THE INSTITUTE OF ALLERGOLOGY AND CLINICAL IMMUNOLOGY has a fundamental base that allows it to carry out a full range of diagnostic and therapeutic measures that meet the level of international standards. Many of the diagnostic and treatment methods were developed by the staff of our Institute.
The diagnosis is established on the basis of the patient’s clinical picture and history, physical examination, laboratory diagnostics, endoscopy (gastroscopy), biopsy and other studies.
If necessary, you can be advised by related specialists and experienced doctors who are developing new diagnostic and treatment methods in these areas of medicine.
Every patient with chronic gastritis must remember that gastritis is the cause of the development of other pathologies of the gastrointestinal tract!
Laboratory diagnostics are aimed at identifying the cause of chronic gastritis, determining the level of gastrin, pepsinogen (the ratio of pepsinogen I and pepsinogen II) in the blood, and the content of vitamin B12 in the serum. Bacteriological examination, biochemical examination and other studies may be carried out.
Useful video
Is poor nutrition always the cause of gastritis? We invite you to watch the video and find out what factors can provoke the development of the disease.
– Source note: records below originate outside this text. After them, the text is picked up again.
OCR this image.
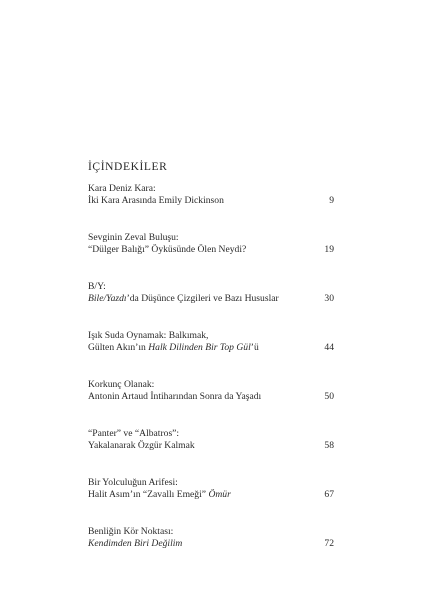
İÇİNDEKİLER
Kara Deniz Kara:
İki Kara Arasında Emily Dickinson	9
Sevginin Zeval Buluşu:
“Dülger Balığı” Öyküsünde Ölen Neydi?	19
B/Y:
Bile/Yazdı’da Düşünce Çizgileri ve Bazı Hususlar	30
Işık Suda Oynamak: Balkımak,
Gülten Akın’ın Halk Dilinden Bir Top Gül’ü	44
Korkunç Olanak:
Antonin Artaud İntiharından Sonra da Yaşadı	50
“Panter” ve “Albatros”:
Yakalanarak Özgür Kalmak	58
Bir Yolculuğun Arifesi:
Halit Asım’ın “Zavallı Emeği” Ömür	67
Benliğin Kör Noktası:
Kendimden Biri Değilim	72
The classification of gastritis is complex and multifaceted. In most cases, there is no need for the patient to thoroughly understand all variants of the course of the disease. It is important to find out what reason provoked the development of gastritis in his case, and direct all efforts to combat this factor. Therefore, you need to promptly seek medical help and follow all doctor’s instructions.